Question:

My question is one to do with the Big Bang.  The creationist argument is that everything that has a beginning needs a cause and since the Universe had a beginning it need a cause- God.  Since God did not have a beginning he did not need a cause.  However, quantum electrodynamics claims that subatomic particles can come into existence through a vacuum fluctuation.
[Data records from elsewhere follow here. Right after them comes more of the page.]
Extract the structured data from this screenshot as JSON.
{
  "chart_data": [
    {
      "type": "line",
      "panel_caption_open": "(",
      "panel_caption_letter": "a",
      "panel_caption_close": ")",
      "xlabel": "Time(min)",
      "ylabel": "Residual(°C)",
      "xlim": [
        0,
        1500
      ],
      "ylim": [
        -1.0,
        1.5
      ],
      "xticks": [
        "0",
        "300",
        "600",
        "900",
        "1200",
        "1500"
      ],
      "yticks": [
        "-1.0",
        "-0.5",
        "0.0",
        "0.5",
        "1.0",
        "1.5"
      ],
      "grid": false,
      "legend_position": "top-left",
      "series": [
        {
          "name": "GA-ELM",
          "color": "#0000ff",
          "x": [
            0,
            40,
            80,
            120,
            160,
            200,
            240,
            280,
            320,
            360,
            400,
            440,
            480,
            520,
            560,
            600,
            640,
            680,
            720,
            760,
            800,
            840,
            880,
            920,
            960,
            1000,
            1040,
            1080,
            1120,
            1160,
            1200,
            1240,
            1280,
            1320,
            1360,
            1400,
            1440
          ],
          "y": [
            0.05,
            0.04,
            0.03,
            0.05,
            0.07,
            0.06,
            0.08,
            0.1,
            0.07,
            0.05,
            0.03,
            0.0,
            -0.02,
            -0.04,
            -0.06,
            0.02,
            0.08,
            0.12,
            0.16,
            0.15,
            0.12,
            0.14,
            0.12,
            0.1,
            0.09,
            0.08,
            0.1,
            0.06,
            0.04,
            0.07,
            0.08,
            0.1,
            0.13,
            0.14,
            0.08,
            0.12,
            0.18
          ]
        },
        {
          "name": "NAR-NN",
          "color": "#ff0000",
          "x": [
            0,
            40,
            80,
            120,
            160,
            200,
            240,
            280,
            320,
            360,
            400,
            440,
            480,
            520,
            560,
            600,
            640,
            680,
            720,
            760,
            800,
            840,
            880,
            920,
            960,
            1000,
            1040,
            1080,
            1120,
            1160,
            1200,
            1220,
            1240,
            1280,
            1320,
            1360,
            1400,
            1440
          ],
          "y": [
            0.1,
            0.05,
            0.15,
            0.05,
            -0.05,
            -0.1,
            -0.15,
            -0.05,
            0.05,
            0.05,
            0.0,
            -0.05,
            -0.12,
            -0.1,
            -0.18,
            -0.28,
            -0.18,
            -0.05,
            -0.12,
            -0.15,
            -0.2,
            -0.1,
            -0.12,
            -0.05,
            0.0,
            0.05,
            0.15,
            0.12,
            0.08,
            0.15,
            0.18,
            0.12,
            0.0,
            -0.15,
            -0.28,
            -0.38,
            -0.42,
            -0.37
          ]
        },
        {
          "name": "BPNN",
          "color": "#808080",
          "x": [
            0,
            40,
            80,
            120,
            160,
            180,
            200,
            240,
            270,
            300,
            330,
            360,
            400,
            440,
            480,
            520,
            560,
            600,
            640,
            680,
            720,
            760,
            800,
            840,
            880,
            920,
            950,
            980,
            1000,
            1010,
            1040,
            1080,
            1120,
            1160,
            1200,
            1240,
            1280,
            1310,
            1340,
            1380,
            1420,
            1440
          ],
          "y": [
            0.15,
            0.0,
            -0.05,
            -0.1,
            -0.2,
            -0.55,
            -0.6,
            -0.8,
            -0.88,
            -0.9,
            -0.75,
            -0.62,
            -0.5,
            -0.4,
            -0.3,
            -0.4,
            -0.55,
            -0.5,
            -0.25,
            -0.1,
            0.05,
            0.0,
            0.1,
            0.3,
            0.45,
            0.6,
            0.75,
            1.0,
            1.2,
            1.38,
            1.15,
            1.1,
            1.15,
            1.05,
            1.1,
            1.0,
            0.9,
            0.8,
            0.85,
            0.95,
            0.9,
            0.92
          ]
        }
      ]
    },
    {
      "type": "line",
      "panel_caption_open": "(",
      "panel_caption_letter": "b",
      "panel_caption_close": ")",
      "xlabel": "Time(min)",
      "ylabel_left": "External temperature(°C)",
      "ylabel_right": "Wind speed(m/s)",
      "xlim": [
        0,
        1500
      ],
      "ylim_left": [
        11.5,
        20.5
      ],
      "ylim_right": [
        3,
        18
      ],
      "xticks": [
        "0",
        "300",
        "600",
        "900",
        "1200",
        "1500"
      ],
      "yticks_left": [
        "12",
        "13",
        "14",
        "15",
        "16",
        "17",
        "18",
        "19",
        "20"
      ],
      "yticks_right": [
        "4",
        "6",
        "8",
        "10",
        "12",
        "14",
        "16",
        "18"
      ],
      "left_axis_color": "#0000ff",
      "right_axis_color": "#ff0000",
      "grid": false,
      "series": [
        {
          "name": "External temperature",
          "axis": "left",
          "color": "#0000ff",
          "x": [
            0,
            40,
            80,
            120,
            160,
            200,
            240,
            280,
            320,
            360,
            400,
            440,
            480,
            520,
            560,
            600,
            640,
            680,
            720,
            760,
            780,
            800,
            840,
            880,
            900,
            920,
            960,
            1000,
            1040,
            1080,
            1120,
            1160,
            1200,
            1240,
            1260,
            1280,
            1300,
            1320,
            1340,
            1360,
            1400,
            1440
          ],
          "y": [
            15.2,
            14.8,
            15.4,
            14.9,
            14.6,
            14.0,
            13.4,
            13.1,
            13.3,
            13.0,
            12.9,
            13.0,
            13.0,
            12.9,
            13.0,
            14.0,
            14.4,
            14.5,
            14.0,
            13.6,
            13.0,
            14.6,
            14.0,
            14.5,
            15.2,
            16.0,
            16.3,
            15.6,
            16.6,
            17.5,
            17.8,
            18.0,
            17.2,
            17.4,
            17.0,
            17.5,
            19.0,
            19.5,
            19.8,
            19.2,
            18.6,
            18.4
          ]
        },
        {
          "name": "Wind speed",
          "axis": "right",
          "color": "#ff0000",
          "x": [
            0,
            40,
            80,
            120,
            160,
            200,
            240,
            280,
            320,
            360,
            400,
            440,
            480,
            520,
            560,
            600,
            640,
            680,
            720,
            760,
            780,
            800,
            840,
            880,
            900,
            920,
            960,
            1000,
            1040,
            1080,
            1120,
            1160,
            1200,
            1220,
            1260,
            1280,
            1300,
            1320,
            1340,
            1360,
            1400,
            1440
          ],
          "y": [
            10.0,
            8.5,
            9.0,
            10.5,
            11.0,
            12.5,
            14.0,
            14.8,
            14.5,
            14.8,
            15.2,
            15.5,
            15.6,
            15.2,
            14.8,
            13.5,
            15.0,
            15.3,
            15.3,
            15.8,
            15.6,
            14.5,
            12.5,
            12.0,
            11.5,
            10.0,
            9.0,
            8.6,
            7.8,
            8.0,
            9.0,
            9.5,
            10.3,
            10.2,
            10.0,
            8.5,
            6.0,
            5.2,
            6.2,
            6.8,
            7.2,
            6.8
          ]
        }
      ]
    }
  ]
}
These particles have a beginning in time, but they have no cause because vacuum fluctuations are purely random events.  Couldn’t the universe have been created in a similar way?

Answer;
Could the universe be created out of nothing like quantum particles?   To be honest, this requires a lot of speculation.  We really do not know from a physical point of view "why" the universe came into existence.  However, to compare the random quantum fluctuations in an already existing universe to an entire universe coming into existence from literally nothing, is to stretch the analogy to ridiculously great extent.  It is true that physicists believe that elementary particles can be generated from the vacuum of space.  However, these elementary particles are created in an already existent universe which has the properties which allow these infinitesimally small particles to exist.  To extrapolate from the random fluctuations in an already existent universe creating a particle with a mass of ten to the minus thirty-one kilograms out to the creation of an entire universe with ten to the plus 31 kilograms of matter, and the simultaneous creation of four dimensional space from nothing is something which cannot be done by a reasonable person.  This is utter speculation, with not a shred of scientific experimental support.